The aim is to identify arable and pastoral farming activities that can coexist with solar power plants without having to significantly modify the layout of the plant, thereby containing costs and maintain competitiveness.
The experimental projects include various tests in parallel on different types of solar plants, both on greenfield sites – previously not used for agricultural production – and sites of decommissioned power plants that are being repurposed. It is expected that these experiments will produce a huge amount of data that will be compiled in an Atlas to support future decisions, enabling new plants to select the best farming solutions and related business models based on the solar technology, the local climate and the analyses of the social, economic and environmental context.
In the initial planning phase, nine demonstration sites in Europe were launched simultaneously (two in Greece, five in Spain, two in Italy).
At the Pezouliotika photovoltaic plant in Greece, the cultivation of aromatic herbs, flowers and mixes of plants capable of attracting pollinating species will be tested, and nests will be installed to improve the habitat of some bird species. Meanwhile in Kourtesi, growing medicinal herbs for the preparation of animal feeds will be experimented with, within a circular economy framework. The option of integrating chicken rearing activities within the solar plant is also being studied.
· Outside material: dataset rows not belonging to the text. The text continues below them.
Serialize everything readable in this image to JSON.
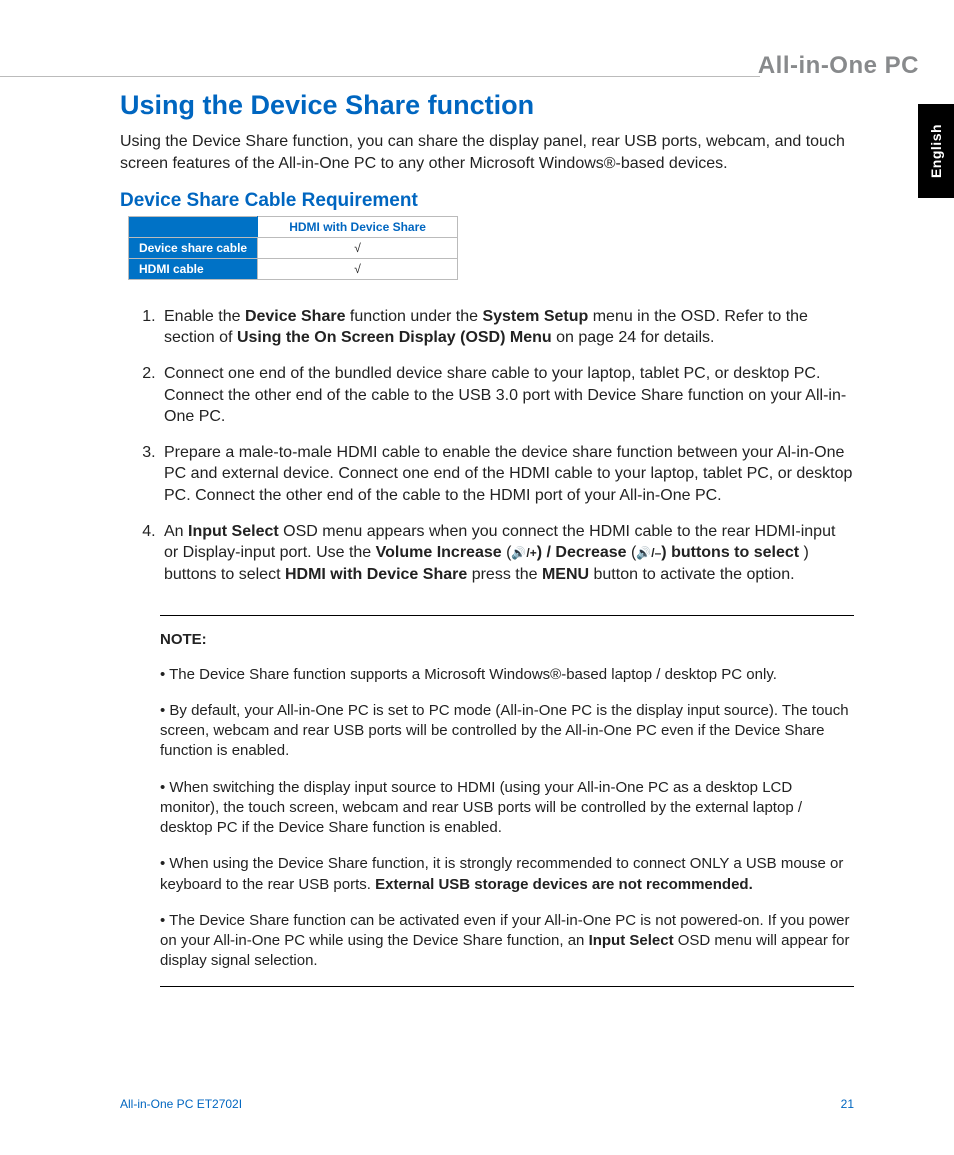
{
  "brand": "All-in-One PC",
  "language_tab": "English",
  "heading": "Using the Device Share function",
  "intro": "Using the Device Share function, you can share the display panel, rear USB ports, webcam, and touch screen features of the All-in-One PC to any other Microsoft Windows®-based devices.",
  "subheading": "Device Share Cable Requirement",
  "table": {
    "col_header": "HDMI with Device Share",
    "rows": [
      {
        "label": "Device share cable",
        "value": "√"
      },
      {
        "label": "HDMI cable",
        "value": "√"
      }
    ]
  },
  "steps": {
    "s1_a": "Enable the ",
    "s1_b1": "Device Share",
    "s1_c": " function under the ",
    "s1_b2": "System Setup",
    "s1_d": " menu in the OSD. Refer to the section of ",
    "s1_b3": "Using the On Screen Display (OSD) Menu",
    "s1_e": " on page 24 for details.",
    "s2": "Connect one end of the bundled device share cable to your laptop, tablet PC, or desktop PC. Connect the other end of the cable to the USB 3.0 port with Device Share function on your All-in-One PC.",
    "s3": "Prepare a male-to-male HDMI cable to enable the device share function between your Al-in-One PC and external device. Connect one end of the HDMI cable to your laptop, tablet PC, or desktop PC. Connect the other end of the cable to the HDMI port of your All-in-One PC.",
    "s4_a": "An ",
    "s4_b1": "Input Select",
    "s4_c": " OSD menu appears when you connect the HDMI cable to the rear HDMI-input or Display-input port. Use the ",
    "s4_b2": "Volume Increase",
    "s4_d": " (",
    "s4_icon1": "🔊/+",
    "s4_e": ") / ",
    "s4_b3": "Decrease",
    "s4_f": " (",
    "s4_icon2": "🔊/–",
    "s4_g": ") buttons to select ",
    "s4_b4": "HDMI with Device Share",
    "s4_h": " press the ",
    "s4_b5": "MENU",
    "s4_i": " button to activate the option."
  },
  "note": {
    "label": "NOTE:",
    "n1": "• The Device Share function supports a Microsoft Windows®-based laptop / desktop PC only.",
    "n2": "• By default, your All-in-One PC is set to PC mode (All-in-One PC is the display input source). The touch screen, webcam and rear USB ports will be controlled by the All-in-One PC even if the Device Share function is enabled.",
    "n3": "• When switching the display input source to HDMI (using your All-in-One PC as a desktop LCD monitor), the touch screen, webcam and rear USB ports will be controlled by the external laptop / desktop PC if the Device Share function is enabled.",
    "n4_a": "• When using the Device Share function, it is strongly recommended to connect ONLY a USB mouse or keyboard to the rear USB ports. ",
    "n4_b": "External USB storage devices are not recommended.",
    "n5_a": "• The Device Share function can be activated even if your All-in-One PC is not powered-on. If you power on your All-in-One PC while using the Device Share function, an ",
    "n5_b": "Input Select",
    "n5_c": " OSD menu will appear for display signal selection."
  },
  "footer": {
    "model": "All-in-One PC ET2702I",
    "page": "21"
  }
}
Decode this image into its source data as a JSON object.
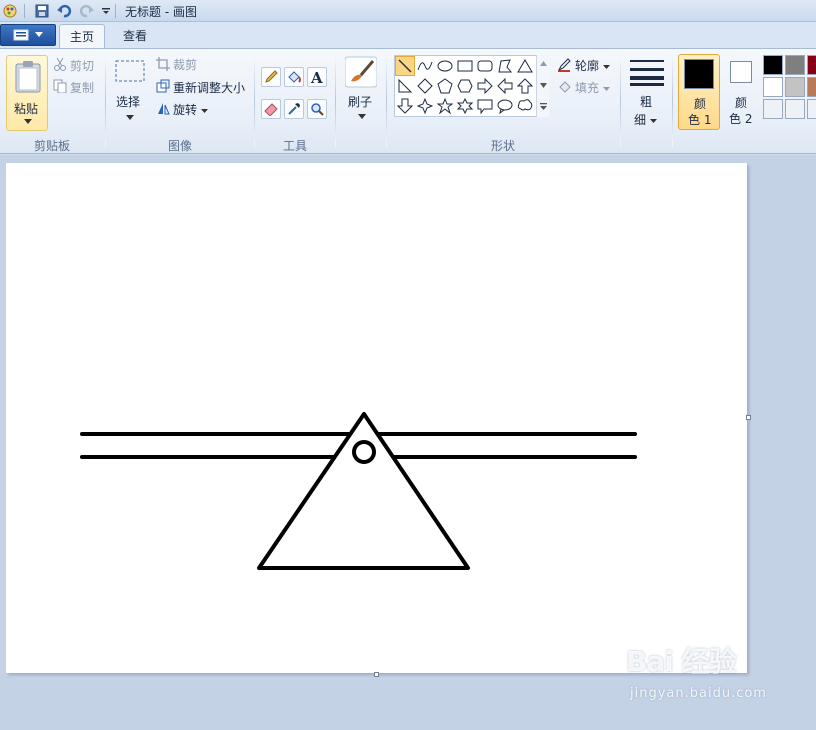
{
  "titlebar": {
    "title": "无标题 - 画图",
    "qa_icons": [
      "paint-app-icon",
      "save-icon",
      "undo-icon",
      "redo-icon",
      "customize-dropdown-icon"
    ]
  },
  "tabs": [
    {
      "label": "主页",
      "active": true
    },
    {
      "label": "查看",
      "active": false
    }
  ],
  "ribbon": {
    "clipboard": {
      "group_label": "剪贴板",
      "paste": "粘贴",
      "cut": "剪切",
      "copy": "复制"
    },
    "image": {
      "group_label": "图像",
      "select": "选择",
      "crop": "裁剪",
      "resize": "重新调整大小",
      "rotate": "旋转"
    },
    "tools": {
      "group_label": "工具",
      "items": [
        "pencil-icon",
        "fill-bucket-icon",
        "text-icon",
        "eraser-icon",
        "color-picker-icon",
        "magnifier-icon"
      ]
    },
    "brushes": {
      "label": "刷子"
    },
    "shapes": {
      "group_label": "形状",
      "outline": "轮廓",
      "fill": "填充",
      "selected_shape": "line"
    },
    "size": {
      "line1": "粗",
      "line2": "细"
    },
    "colors": {
      "color1_line1": "颜",
      "color1_line2": "色 1",
      "color2_line1": "颜",
      "color2_line2": "色 2",
      "color1_value": "#000000",
      "color2_value": "#ffffff",
      "palette": [
        "#000000",
        "#7f7f7f",
        "#880015",
        "#ffffff",
        "#c3c3c3",
        "#b97a57",
        "#f0f0f0",
        "#f0f0f0",
        "#f0f0f0"
      ]
    }
  },
  "canvas": {
    "background": "#ffffff",
    "stroke_color": "#000000",
    "drawing": "lever-on-triangle-fulcrum"
  },
  "watermark": {
    "logo": "Bai 经验",
    "url": "jingyan.baidu.com"
  }
}
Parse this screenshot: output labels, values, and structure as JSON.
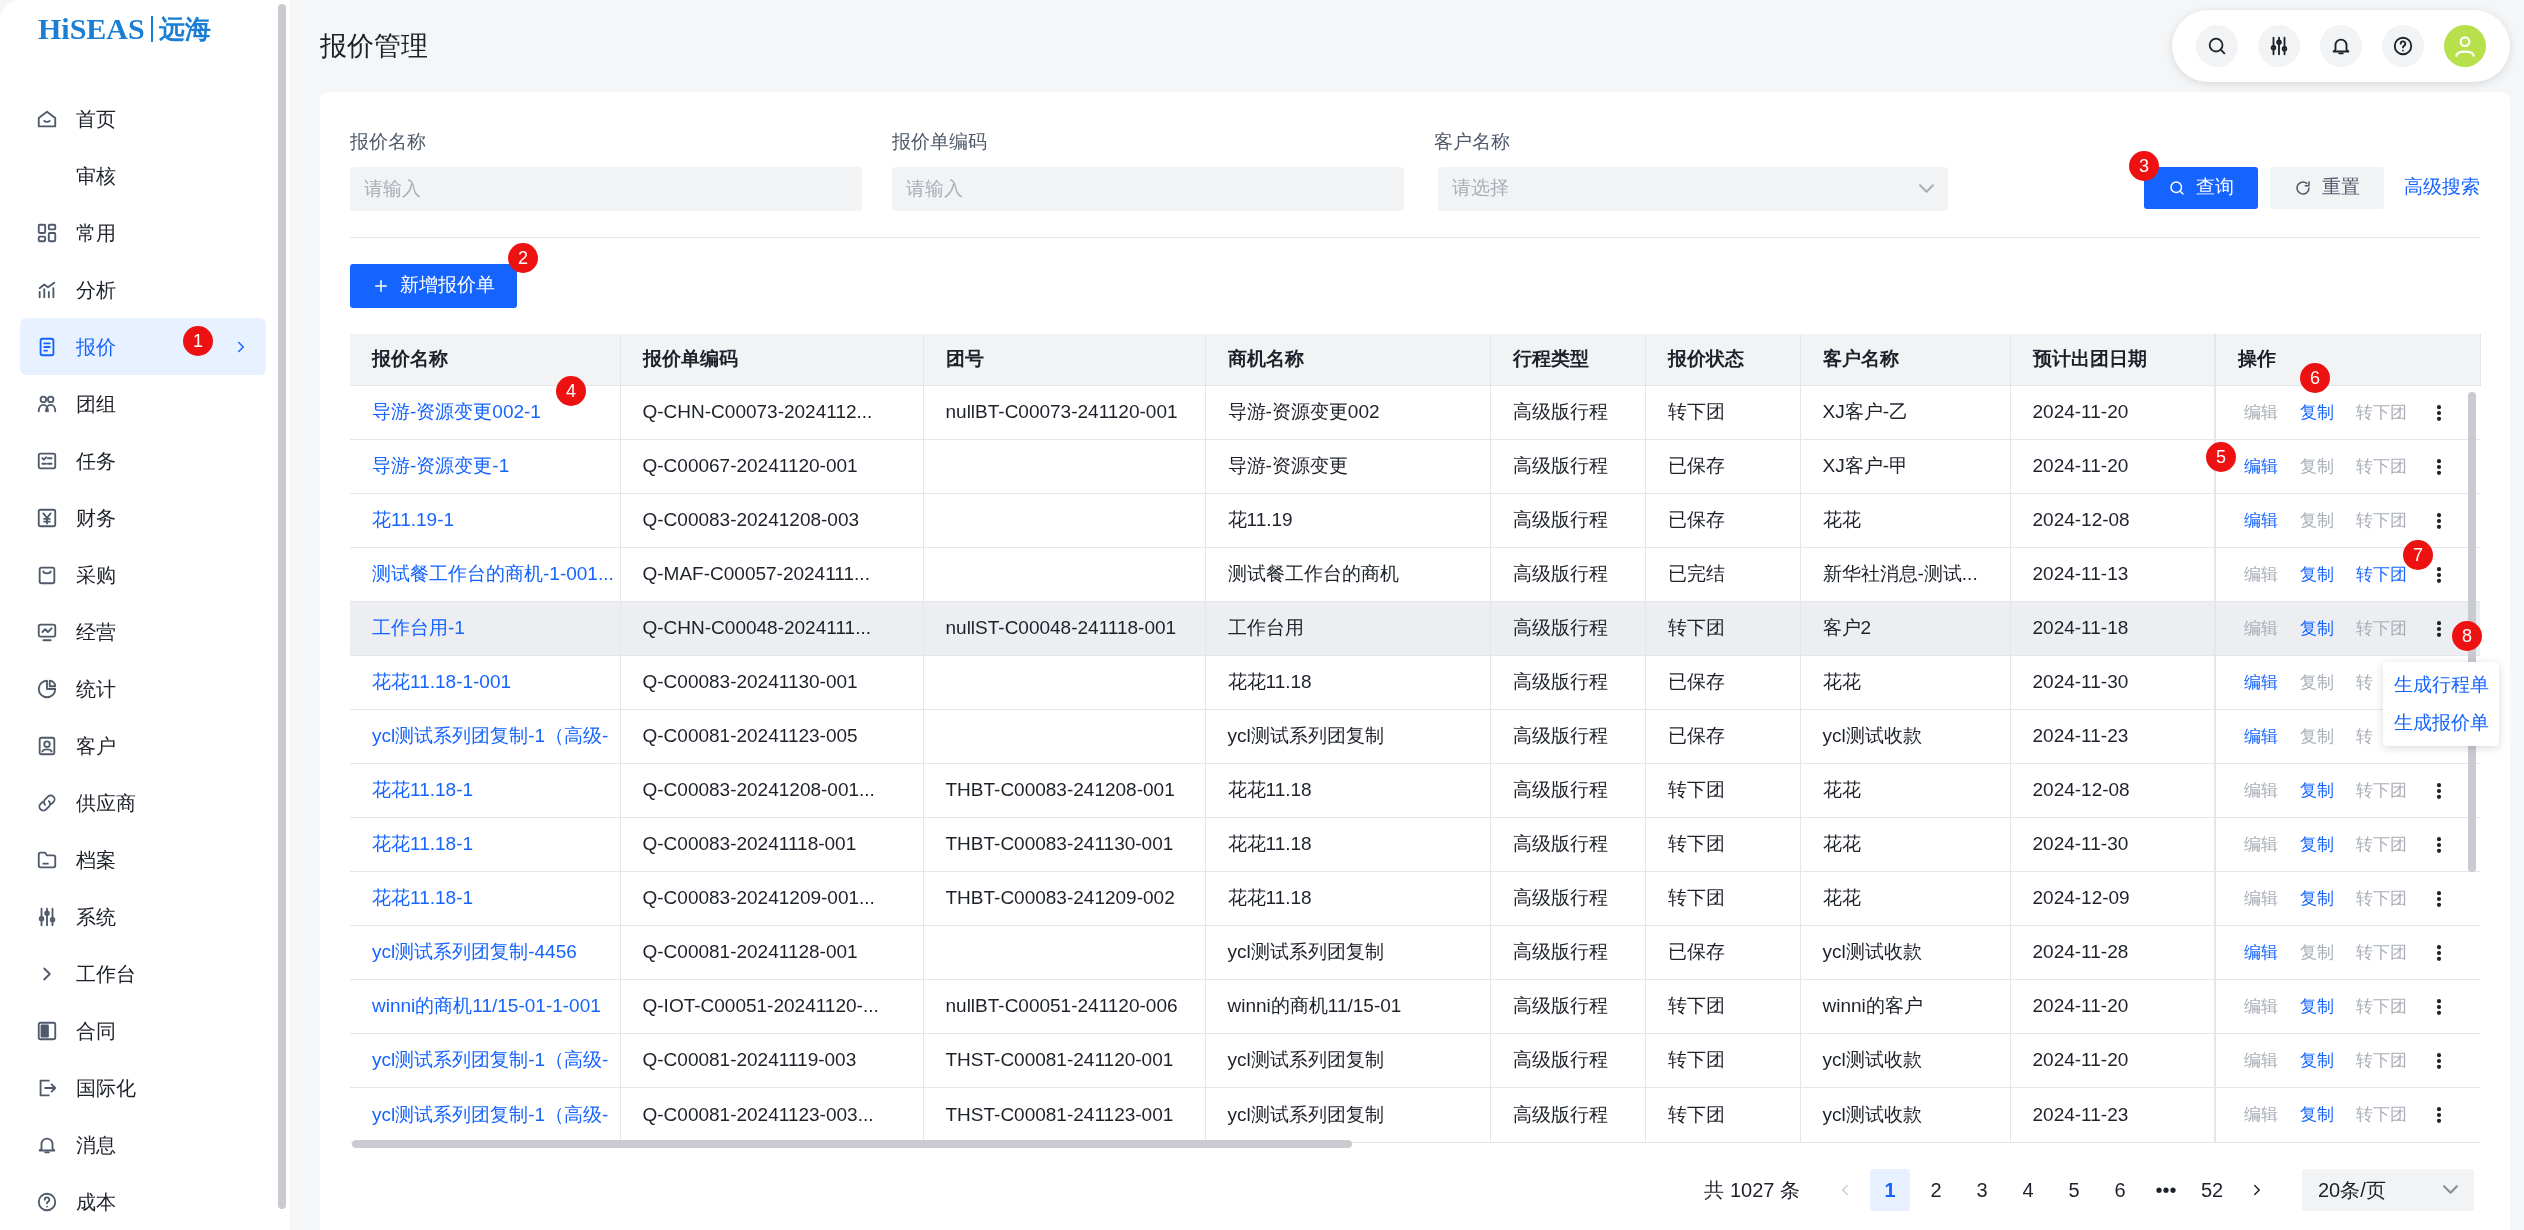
{
  "logo": {
    "brand": "HiSEAS",
    "cn": "远海"
  },
  "sidebar": {
    "items": [
      {
        "label": "首页",
        "selected": false
      },
      {
        "label": "审核",
        "selected": false
      },
      {
        "label": "常用",
        "selected": false
      },
      {
        "label": "分析",
        "selected": false
      },
      {
        "label": "报价",
        "selected": true
      },
      {
        "label": "团组",
        "selected": false
      },
      {
        "label": "任务",
        "selected": false
      },
      {
        "label": "财务",
        "selected": false
      },
      {
        "label": "采购",
        "selected": false
      },
      {
        "label": "经营",
        "selected": false
      },
      {
        "label": "统计",
        "selected": false
      },
      {
        "label": "客户",
        "selected": false
      },
      {
        "label": "供应商",
        "selected": false
      },
      {
        "label": "档案",
        "selected": false
      },
      {
        "label": "系统",
        "selected": false
      },
      {
        "label": "工作台",
        "selected": false
      },
      {
        "label": "合同",
        "selected": false
      },
      {
        "label": "国际化",
        "selected": false
      },
      {
        "label": "消息",
        "selected": false
      },
      {
        "label": "成本",
        "selected": false
      }
    ]
  },
  "page_title": "报价管理",
  "filters": [
    {
      "label": "报价名称",
      "placeholder": "请输入",
      "kind": "text"
    },
    {
      "label": "报价单编码",
      "placeholder": "请输入",
      "kind": "text"
    },
    {
      "label": "客户名称",
      "placeholder": "请选择",
      "kind": "select"
    }
  ],
  "search_actions": [
    {
      "label": "查询",
      "kind": "primary"
    },
    {
      "label": "重置",
      "kind": "secondary"
    },
    {
      "label": "高级搜索",
      "kind": "link"
    }
  ],
  "new_button": "新增报价单",
  "table": {
    "columns": [
      "报价名称",
      "报价单编码",
      "团号",
      "商机名称",
      "行程类型",
      "报价状态",
      "客户名称",
      "预计出团日期",
      "操作"
    ],
    "rows": [
      {
        "cells": [
          "导游-资源变更002-1",
          "Q-CHN-C00073-2024112...",
          "nullBT-C00073-241120-001",
          "导游-资源变更002",
          "高级版行程",
          "转下团",
          "XJ客户-乙",
          "2024-11-20"
        ],
        "hovered": false,
        "more_visible": true,
        "actions": [
          {
            "label": "编辑",
            "enabled": false
          },
          {
            "label": "复制",
            "enabled": true
          },
          {
            "label": "转下团",
            "enabled": false
          }
        ]
      },
      {
        "cells": [
          "导游-资源变更-1",
          "Q-C00067-20241120-001",
          "",
          "导游-资源变更",
          "高级版行程",
          "已保存",
          "XJ客户-甲",
          "2024-11-20"
        ],
        "hovered": false,
        "more_visible": true,
        "actions": [
          {
            "label": "编辑",
            "enabled": true
          },
          {
            "label": "复制",
            "enabled": false
          },
          {
            "label": "转下团",
            "enabled": false
          }
        ]
      },
      {
        "cells": [
          "花11.19-1",
          "Q-C00083-20241208-003",
          "",
          "花11.19",
          "高级版行程",
          "已保存",
          "花花",
          "2024-12-08"
        ],
        "hovered": false,
        "more_visible": true,
        "actions": [
          {
            "label": "编辑",
            "enabled": true
          },
          {
            "label": "复制",
            "enabled": false
          },
          {
            "label": "转下团",
            "enabled": false
          }
        ]
      },
      {
        "cells": [
          "测试餐工作台的商机-1-001...",
          "Q-MAF-C00057-2024111...",
          "",
          "测试餐工作台的商机",
          "高级版行程",
          "已完结",
          "新华社消息-测试...",
          "2024-11-13"
        ],
        "hovered": false,
        "more_visible": true,
        "actions": [
          {
            "label": "编辑",
            "enabled": false
          },
          {
            "label": "复制",
            "enabled": true
          },
          {
            "label": "转下团",
            "enabled": true
          }
        ]
      },
      {
        "cells": [
          "工作台用-1",
          "Q-CHN-C00048-2024111...",
          "nullST-C00048-241118-001",
          "工作台用",
          "高级版行程",
          "转下团",
          "客户2",
          "2024-11-18"
        ],
        "hovered": true,
        "more_visible": true,
        "actions": [
          {
            "label": "编辑",
            "enabled": false
          },
          {
            "label": "复制",
            "enabled": true
          },
          {
            "label": "转下团",
            "enabled": false
          }
        ]
      },
      {
        "cells": [
          "花花11.18-1-001",
          "Q-C00083-20241130-001",
          "",
          "花花11.18",
          "高级版行程",
          "已保存",
          "花花",
          "2024-11-30"
        ],
        "hovered": false,
        "more_visible": false,
        "actions": [
          {
            "label": "编辑",
            "enabled": true
          },
          {
            "label": "复制",
            "enabled": false
          },
          {
            "label": "转",
            "enabled": false
          }
        ]
      },
      {
        "cells": [
          "ycl测试系列团复制-1（高级-",
          "Q-C00081-20241123-005",
          "",
          "ycl测试系列团复制",
          "高级版行程",
          "已保存",
          "ycl测试收款",
          "2024-11-23"
        ],
        "hovered": false,
        "more_visible": false,
        "actions": [
          {
            "label": "编辑",
            "enabled": true
          },
          {
            "label": "复制",
            "enabled": false
          },
          {
            "label": "转",
            "enabled": false
          }
        ]
      },
      {
        "cells": [
          "花花11.18-1",
          "Q-C00083-20241208-001...",
          "THBT-C00083-241208-001",
          "花花11.18",
          "高级版行程",
          "转下团",
          "花花",
          "2024-12-08"
        ],
        "hovered": false,
        "more_visible": true,
        "actions": [
          {
            "label": "编辑",
            "enabled": false
          },
          {
            "label": "复制",
            "enabled": true
          },
          {
            "label": "转下团",
            "enabled": false
          }
        ]
      },
      {
        "cells": [
          "花花11.18-1",
          "Q-C00083-20241118-001",
          "THBT-C00083-241130-001",
          "花花11.18",
          "高级版行程",
          "转下团",
          "花花",
          "2024-11-30"
        ],
        "hovered": false,
        "more_visible": true,
        "actions": [
          {
            "label": "编辑",
            "enabled": false
          },
          {
            "label": "复制",
            "enabled": true
          },
          {
            "label": "转下团",
            "enabled": false
          }
        ]
      },
      {
        "cells": [
          "花花11.18-1",
          "Q-C00083-20241209-001...",
          "THBT-C00083-241209-002",
          "花花11.18",
          "高级版行程",
          "转下团",
          "花花",
          "2024-12-09"
        ],
        "hovered": false,
        "more_visible": true,
        "actions": [
          {
            "label": "编辑",
            "enabled": false
          },
          {
            "label": "复制",
            "enabled": true
          },
          {
            "label": "转下团",
            "enabled": false
          }
        ]
      },
      {
        "cells": [
          "ycl测试系列团复制-4456",
          "Q-C00081-20241128-001",
          "",
          "ycl测试系列团复制",
          "高级版行程",
          "已保存",
          "ycl测试收款",
          "2024-11-28"
        ],
        "hovered": false,
        "more_visible": true,
        "actions": [
          {
            "label": "编辑",
            "enabled": true
          },
          {
            "label": "复制",
            "enabled": false
          },
          {
            "label": "转下团",
            "enabled": false
          }
        ]
      },
      {
        "cells": [
          "winni的商机11/15-01-1-001",
          "Q-IOT-C00051-20241120-...",
          "nullBT-C00051-241120-006",
          "winni的商机11/15-01",
          "高级版行程",
          "转下团",
          "winni的客户",
          "2024-11-20"
        ],
        "hovered": false,
        "more_visible": true,
        "actions": [
          {
            "label": "编辑",
            "enabled": false
          },
          {
            "label": "复制",
            "enabled": true
          },
          {
            "label": "转下团",
            "enabled": false
          }
        ]
      },
      {
        "cells": [
          "ycl测试系列团复制-1（高级-",
          "Q-C00081-20241119-003",
          "THST-C00081-241120-001",
          "ycl测试系列团复制",
          "高级版行程",
          "转下团",
          "ycl测试收款",
          "2024-11-20"
        ],
        "hovered": false,
        "more_visible": true,
        "actions": [
          {
            "label": "编辑",
            "enabled": false
          },
          {
            "label": "复制",
            "enabled": true
          },
          {
            "label": "转下团",
            "enabled": false
          }
        ]
      },
      {
        "cells": [
          "ycl测试系列团复制-1（高级-",
          "Q-C00081-20241123-003...",
          "THST-C00081-241123-001",
          "ycl测试系列团复制",
          "高级版行程",
          "转下团",
          "ycl测试收款",
          "2024-11-23"
        ],
        "hovered": false,
        "more_visible": true,
        "actions": [
          {
            "label": "编辑",
            "enabled": false
          },
          {
            "label": "复制",
            "enabled": true
          },
          {
            "label": "转下团",
            "enabled": false
          }
        ]
      }
    ]
  },
  "dropdown_menu": {
    "items": [
      "生成行程单",
      "生成报价单"
    ]
  },
  "pagination": {
    "total": "共 1027 条",
    "pages": [
      {
        "label": "1",
        "selected": true
      },
      {
        "label": "2",
        "selected": false
      },
      {
        "label": "3",
        "selected": false
      },
      {
        "label": "4",
        "selected": false
      },
      {
        "label": "5",
        "selected": false
      },
      {
        "label": "6",
        "selected": false
      },
      {
        "label": "•••",
        "selected": false
      },
      {
        "label": "52",
        "selected": false
      }
    ],
    "page_size": "20条/页"
  },
  "annotations": [
    "1",
    "2",
    "3",
    "4",
    "5",
    "6",
    "7",
    "8"
  ]
}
In Spain, at the Totana, Valdecaballeros and Las Corchas photovoltaic plants, different species are being tested. In particular, specific species of herbs and legumes that can improve the habitat for birds were sown at the site in Totana.
In Italy, at the Bastardo thermoelectric plant currently being decommissioned, different species of herbs and forage crops, cucurbits and combinations of plants that attract pollinators will be tested. At the Montalto di Castro thermoelectric plant, also being decommissioned, the experiments will focus on mint, legumes, asparagus and saffron.